- Born: José Asensio Torrado 1892
- Died: 1961 (aged 68–69)
- Allegiance: Kingdom of Spain (1904–1932) Spanish Republic (1931–1936)
- Service years: 1936–1939
- Rank: General
- Commands: Under-secretary of war 1936–1937
- Conflicts: Spanish Civil War Battle of Talavera de la Reina;

= José Asensio Torrado =

Spanish general (1892–1961)

José Asensio Torrado (1892–1961) was a Spanish general.

==Life==
Before the Spanish Civil War, he was a major in the Republican Army and a member of the Republican Antifascist Military Union. He was one of the few Africanistas officers who remained loyal to the Republican government, and he led a militia column on the Somosierra front. He led the Republican troops on the Tagus front and reorganised the Republican troops but was unable to stop the Nationalist offensive.
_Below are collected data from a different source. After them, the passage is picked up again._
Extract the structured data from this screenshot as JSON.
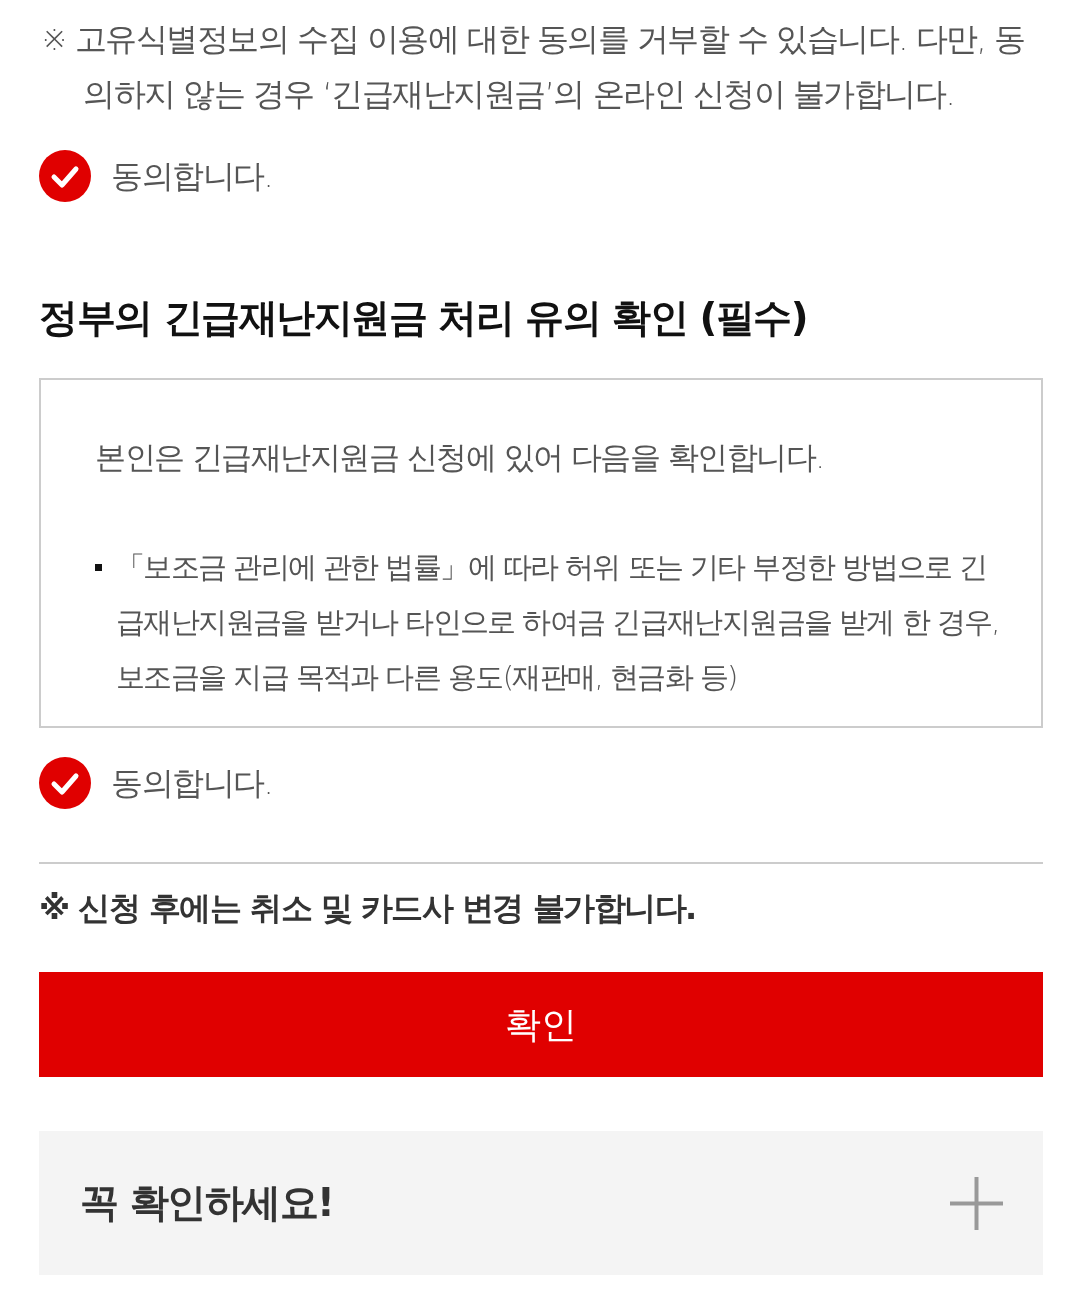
{
  "notice": {
    "text": "※ 고유식별정보의 수집 이용에 대한 동의를 거부할 수 있습니다. 다만, 동의하지 않는 경우 ‘긴급재난지원금’의 온라인 신청이 불가합니다."
  },
  "consent_1": {
    "label": "동의합니다.",
    "checked": true
  },
  "section": {
    "title": "정부의 긴급재난지원금 처리 유의 확인 (필수)",
    "intro": "본인은 긴급재난지원금 신청에 있어 다음을 확인합니다.",
    "bullets": [
      "「보조금 관리에 관한 법률」에 따라 허위 또는 기타 부정한 방법으로 긴급재난지원금을 받거나 타인으로 하여금 긴급재난지원금을 받게 한 경우, 보조금을 지급 목적과 다른 용도(재판매, 현금화 등)"
    ]
  },
  "consent_2": {
    "label": "동의합니다.",
    "checked": true
  },
  "warning": {
    "text": "※ 신청 후에는 취소 및 카드사 변경 불가합니다."
  },
  "confirm_button": {
    "label": "확인"
  },
  "accordion": {
    "title": "꼭 확인하세요!",
    "expanded": false
  }
}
On 24 October, he was appointed subsecretary of war by Prime Minister Francisco Largo Caballero and in November 1936 was appointed commander of the Central Army. He reorganised the Republican Army and aided in the forming of the mixed brigades, which merged the militia troops with the remains of the prewar army, the first troops of the republican army capable of open-field fighting.

Nevertheless, he was rejected by the communists and the anarchists because he wanted to impose discipline on the Republican Army, and Soviet Ambassador Marcel Rosenberg, wanted him to be dismissed. On 21 February 1937, he was dismissed after the fall of Málaga.